If Good Friday represented mankind’s verdict on Jesus and his claims, Easter provides us with God’s verdict. It was startling and perplexing then and it is startling and perplexing now: The Crucified Lives. The witnesses to the Resurrection were, perhaps, more startled by the fact of resurrected life while we later Christians are more perplexed, still, by the fact that Jesus was crucified. But, this is the Easter proclamation: The Crucified Lives! Not just anyone triumphed over death, but the one who was crucified. The one whom mankind killed, he has been raised up.
Good Friday confirmed that Jesus was, as charged, a blasphemer and an imposter. The man who had claimed such intimacy with God, who had dared to forgive sins in God’s name, that man was abandoned by God to an ignominious death. From the Cross, Jesus cried out “My God, my God, why have you abandoned me,” but God did not come down and save his own. The most frightening thing about death is its abysmal loneliness, and Jesus died utterly alone, abandoned by his disciples and even by his God.

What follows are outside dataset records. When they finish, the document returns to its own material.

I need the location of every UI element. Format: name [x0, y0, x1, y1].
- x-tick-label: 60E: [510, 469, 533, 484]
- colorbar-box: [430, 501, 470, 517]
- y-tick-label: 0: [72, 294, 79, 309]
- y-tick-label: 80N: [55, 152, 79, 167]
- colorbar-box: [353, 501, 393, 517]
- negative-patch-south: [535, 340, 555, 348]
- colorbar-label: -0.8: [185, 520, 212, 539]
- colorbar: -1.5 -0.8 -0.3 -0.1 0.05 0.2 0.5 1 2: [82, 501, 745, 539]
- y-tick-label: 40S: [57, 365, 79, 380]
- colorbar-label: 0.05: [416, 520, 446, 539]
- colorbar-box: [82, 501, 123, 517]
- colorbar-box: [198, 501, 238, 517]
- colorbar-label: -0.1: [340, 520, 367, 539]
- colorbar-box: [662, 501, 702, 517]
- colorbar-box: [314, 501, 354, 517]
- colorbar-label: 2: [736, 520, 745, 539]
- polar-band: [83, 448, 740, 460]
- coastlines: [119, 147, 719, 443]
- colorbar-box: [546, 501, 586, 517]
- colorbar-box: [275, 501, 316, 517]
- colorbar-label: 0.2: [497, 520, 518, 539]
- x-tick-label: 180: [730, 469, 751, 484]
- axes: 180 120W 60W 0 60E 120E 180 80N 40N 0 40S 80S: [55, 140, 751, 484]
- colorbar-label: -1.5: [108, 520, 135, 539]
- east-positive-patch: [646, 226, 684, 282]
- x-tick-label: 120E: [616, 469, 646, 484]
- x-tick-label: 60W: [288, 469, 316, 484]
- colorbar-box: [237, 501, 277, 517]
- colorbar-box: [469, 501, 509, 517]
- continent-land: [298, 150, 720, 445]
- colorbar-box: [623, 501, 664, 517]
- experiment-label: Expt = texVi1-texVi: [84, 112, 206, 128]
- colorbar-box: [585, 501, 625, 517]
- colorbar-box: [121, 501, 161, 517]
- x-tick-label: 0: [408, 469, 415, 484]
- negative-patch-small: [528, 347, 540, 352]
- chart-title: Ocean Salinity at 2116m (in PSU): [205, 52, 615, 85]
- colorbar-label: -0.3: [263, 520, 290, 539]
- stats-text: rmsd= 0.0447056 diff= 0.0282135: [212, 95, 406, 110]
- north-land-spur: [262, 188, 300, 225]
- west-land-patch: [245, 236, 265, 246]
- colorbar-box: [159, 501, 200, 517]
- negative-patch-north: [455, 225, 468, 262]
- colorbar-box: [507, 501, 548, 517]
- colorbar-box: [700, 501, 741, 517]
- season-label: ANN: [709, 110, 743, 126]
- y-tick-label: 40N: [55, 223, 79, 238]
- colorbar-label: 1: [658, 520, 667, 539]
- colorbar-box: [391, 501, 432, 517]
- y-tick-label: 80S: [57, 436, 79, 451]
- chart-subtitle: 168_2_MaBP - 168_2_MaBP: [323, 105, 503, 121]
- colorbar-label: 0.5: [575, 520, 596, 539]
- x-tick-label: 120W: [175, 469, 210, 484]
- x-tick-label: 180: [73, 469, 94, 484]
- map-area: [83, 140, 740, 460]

And, because Jesus’ claims of divine sonship were directly contrary to the beliefs by which his society organized itself, he was not just wrong, but criminally wrong, a threat to be exterminated. And so, he was crucified.
The misery and loneliness of Good Friday were real. But, now, in the light of Easter, the event of Jesus’ death looks entirely different. God did not reject the one who was rejected but highly exalted him. The blasphemer, the imposter, is shown to have been true and right, confirmed as the Son of God by God, not by man. And, by sharing in the totality of man’s life, including death, Jesus has conquered life in its entirety. His death is the death of death and hell’s destruction. His participation in suffering ennobles all of our human sufferings, showing us how they can draw us closer to God, not alienate us from Him. Jesus’ surrender unto the Father shows us how frightening and demanding can be the words Jesus taught us to pray: “Thy will be done.”
Martin Luther believed that the crucifixion represented all that was wrong and evil and ugly about the world because it was the rejection of God. But, Hans Urs von Bathasar countered that the crucifixion, seen in the light of Easter, is the very form of the beautiful, that God’s grace always wears a veil of suffering when surrounded by sin and that the Christian is called to recognize the Gospel as the complete vindication of suffering love. “For either the character of Christian revelation is seen and grasped in its entirety as the glorification of absolute love by itself, or it is not perceived at all,” Balthasar wrote.
Balthasar would often give retreats to priests and he would finish with the Gospel of John, including the reading we heard at Mass Easter Sunday morning. Balthasar would note that it is the disciple whom Jesus loved who outruns Peter and gets to the tomb first, but then waits for Peter to catch up and enter the tomb first. For Balthasar, this tells us something important about the life of the Church, that the church of love, represented by the disciple whom Jesus loved always outruns the church of authority, represented by Peter, although the church of love must often stop and wait and even defer to the church of authority. Balthasar would go on to recall the post-Paschal scene in the Gospel of John in which Peter grows envious of the beloved disciple and asks Jesus what will happen to him. “If it is my will that he remain until I come, what is that to you?” Jesus tells Peter. Balthasar concluded: “It is not [Peter’s] business to know exactly where the boundaries between the official Church and the Church of love are to be found….The last thing said to the servant Peter, the last word of the Lord in the Gospel, is the watchword to the Church and theology in every age: ‘What is that to you?’” The next time someone breezily dismisses Balthasar as a mere conservative theologian, ask them about this passage.
Christos Aneste. Alithos aneste. Christ is risen. He is truly risen. This is the basis of our faith. The world that rejected Jesus and crucified him is not, in turn, rejected by God. It is redeemed. And the work of redemption now falls to us. It is glorious work and it is easy to spot. Everytime we witness to the suffering love of the crucified who lives, that work is evident. We look to Easter and we see Good Friday. We look to Good Friday and now we see Easter. They are now linked, the very bond between life and death, and between heaven and earth, between God and man. The crucified lives.